If $A$ and $B$ are independent, then they cannot be mutually exclusive.
My proof:
Let $A$ and $B$ be two independent sets such that $\mathbb{P}(A)>0$ and $\mathbb{P}(B)>0 $. $$\Rightarrow \mathbb{P}(A\cap B)=\mathbb{P}(A)\mathbb{P}(B)>0$$ Now suppose that $A$ and $B$ are mutually exclusive, then $$\mathbb{P}(A\cap B)=\mathbb{P}(A)\mathbb{P}(B)=0$$ But this is a contradiction, as $\mathbb{P}(A)\mathbb{P}(B)>0$ by design.
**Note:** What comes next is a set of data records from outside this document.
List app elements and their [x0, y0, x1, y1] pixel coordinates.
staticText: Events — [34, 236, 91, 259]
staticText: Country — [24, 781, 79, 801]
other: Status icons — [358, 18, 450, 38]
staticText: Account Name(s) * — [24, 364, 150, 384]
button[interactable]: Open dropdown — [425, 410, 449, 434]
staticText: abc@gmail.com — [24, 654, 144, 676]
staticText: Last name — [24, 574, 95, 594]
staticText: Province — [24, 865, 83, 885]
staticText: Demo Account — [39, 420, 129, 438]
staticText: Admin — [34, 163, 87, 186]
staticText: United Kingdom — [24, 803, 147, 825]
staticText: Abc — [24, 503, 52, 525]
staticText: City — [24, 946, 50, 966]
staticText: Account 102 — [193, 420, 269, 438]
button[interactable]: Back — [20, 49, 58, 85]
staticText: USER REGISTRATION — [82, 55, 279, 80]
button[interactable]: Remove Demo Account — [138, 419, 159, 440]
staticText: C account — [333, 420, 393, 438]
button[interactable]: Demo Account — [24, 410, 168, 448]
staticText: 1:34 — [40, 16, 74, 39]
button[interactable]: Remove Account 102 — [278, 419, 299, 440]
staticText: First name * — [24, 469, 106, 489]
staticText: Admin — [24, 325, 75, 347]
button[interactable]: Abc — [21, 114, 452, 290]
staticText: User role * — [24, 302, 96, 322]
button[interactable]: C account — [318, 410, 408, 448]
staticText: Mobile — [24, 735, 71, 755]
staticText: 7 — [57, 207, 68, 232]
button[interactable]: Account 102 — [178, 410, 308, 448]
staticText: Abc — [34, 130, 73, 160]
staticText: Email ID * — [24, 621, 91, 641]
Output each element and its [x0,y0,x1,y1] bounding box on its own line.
Hence $A$ and $B$ cannot be mutually exclusive.
If $A$ and $B$ are mutually exclusive, then they cannot be independent.
My proof:
Let $A$ and $B$ be two sets such that $\mathbb{P}(A)>0$ and $\mathbb{P}(B)>0 $. If $A$ and $B$ are mutually exclusive, then $$\mathbb{P}(A\cap B)=0$$ Now suppose $A$ and $B$ are independent, then $$\mathbb{P}(A\cap B)=\mathbb{P}(A)\mathbb{P}(B)=0$$ $$\Rightarrow \mathbb{P}(A)=0 \ \ \ \text{and/or} \ \ \ \mathbb{P}(B)=0$$ But this is a contradiction, as $\mathbb{P}(A)>0$ and $\mathbb{P}(B)>0$ by design. Hence $A$ and $B$ cannot be independent.
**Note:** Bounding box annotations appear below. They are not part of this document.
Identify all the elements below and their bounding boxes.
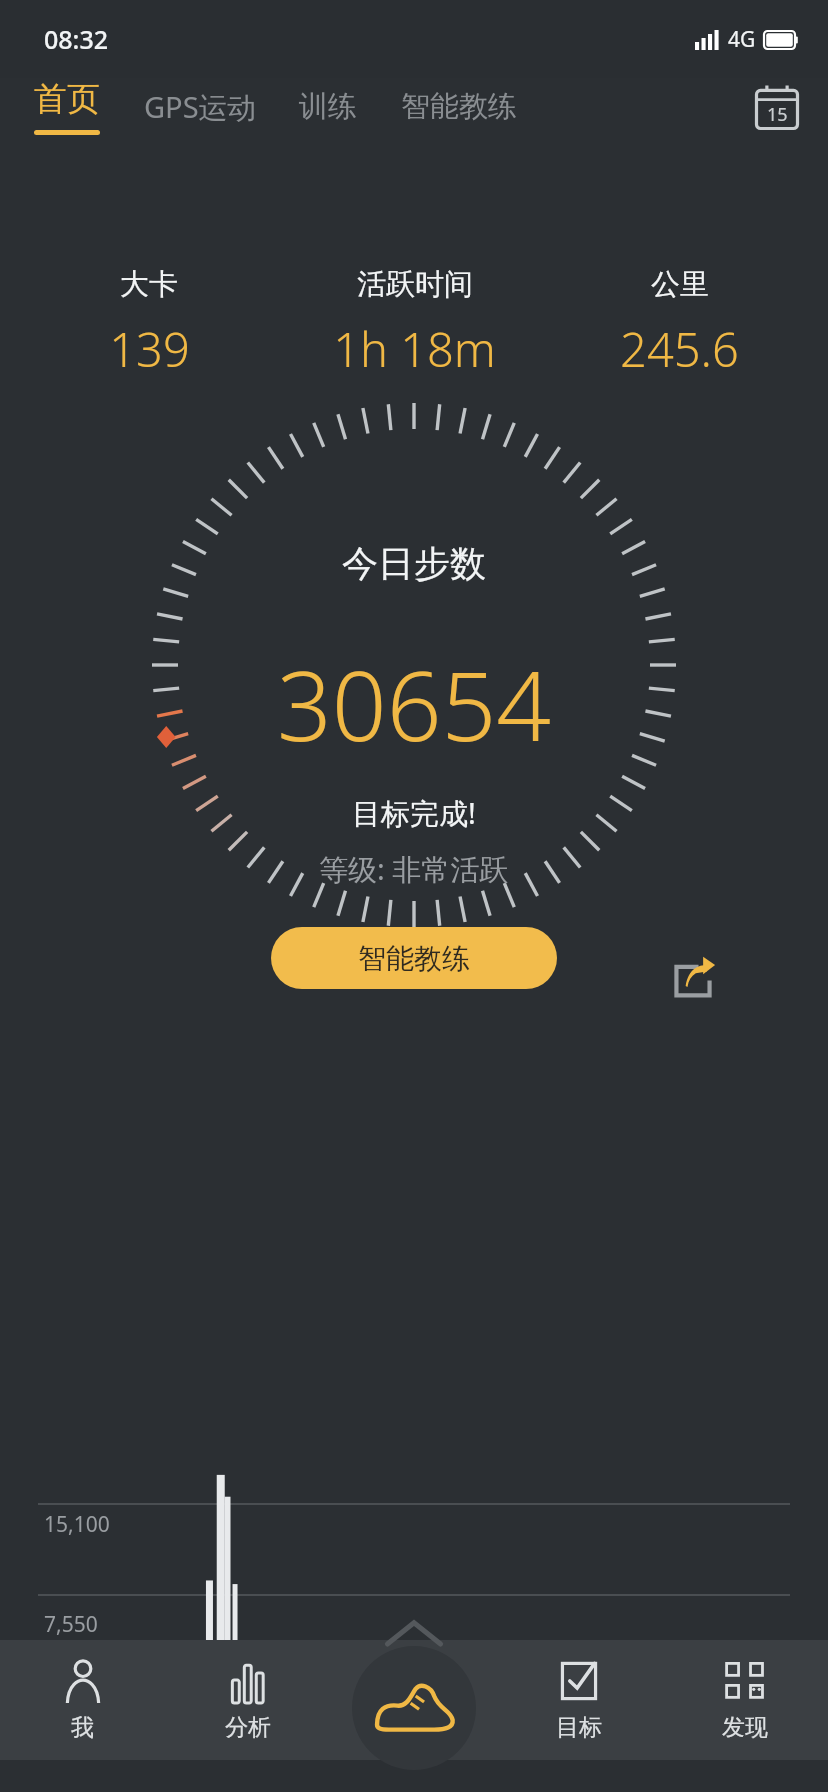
staticText: 245.6 xyxy=(620,317,739,381)
button[interactable]: 大卡 xyxy=(16,266,282,381)
button[interactable]: 首页 xyxy=(32,78,102,135)
staticText: 等级: 非常活跃 xyxy=(319,849,509,889)
staticText: 1h 18m xyxy=(333,317,496,381)
staticText: 15,100 xyxy=(44,1510,110,1539)
button[interactable]: 活跃时间 xyxy=(282,266,547,381)
staticText: 4G xyxy=(728,25,756,54)
button[interactable]: 公里 xyxy=(547,266,812,381)
staticText: 12:00 xyxy=(336,1696,393,1726)
staticText: 公里 xyxy=(651,266,709,303)
staticText: 训练 xyxy=(299,88,357,125)
staticText: 分析 xyxy=(225,1713,271,1742)
staticText: 00:00 xyxy=(743,1696,800,1726)
button[interactable]: GPS运动 xyxy=(142,81,259,133)
button[interactable]: Calendar xyxy=(750,80,804,134)
staticText: 08:32 xyxy=(44,22,109,56)
button[interactable]: 训练 xyxy=(297,82,359,131)
button[interactable]: 智能教练 xyxy=(271,927,557,989)
staticText: 智能教练 xyxy=(358,941,470,976)
staticText: 139 xyxy=(109,317,190,381)
button[interactable]: 智能教练 xyxy=(399,82,519,131)
button[interactable]: 发现 xyxy=(662,1640,828,1760)
staticText: 我 xyxy=(71,1713,94,1742)
staticText: 活跃时间 xyxy=(357,266,473,303)
button[interactable]: 分析 xyxy=(165,1640,330,1760)
staticText: 18:00 xyxy=(545,1696,602,1726)
button[interactable]: 我 xyxy=(0,1640,165,1760)
staticText: 今日步数 xyxy=(342,541,486,586)
staticText: 发现 xyxy=(722,1713,768,1742)
button[interactable]: Start workout xyxy=(352,1646,476,1770)
staticText: GPS运动 xyxy=(144,87,257,127)
staticText: 15 xyxy=(767,102,788,127)
staticText: 7,550 xyxy=(44,1610,98,1639)
staticText: 30654 xyxy=(277,638,552,769)
staticText: 智能教练 xyxy=(401,88,517,125)
button[interactable]: 目标 xyxy=(496,1640,662,1760)
staticText: 大卡 xyxy=(120,266,178,303)
staticText: 目标完成! xyxy=(352,793,476,833)
staticText: 目标 xyxy=(556,1713,602,1742)
button[interactable]: Share xyxy=(664,949,722,1003)
staticText: 首页 xyxy=(34,78,100,120)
Are these proofs correct? I have tried to make them simple, but are they too simple that they fail to prove each relevant statement?
The proofs are correct, but as a matter of style, I would recommend saying "Now suppose [...] by contradiction" to emphasize that you're doing a proof by contradiction.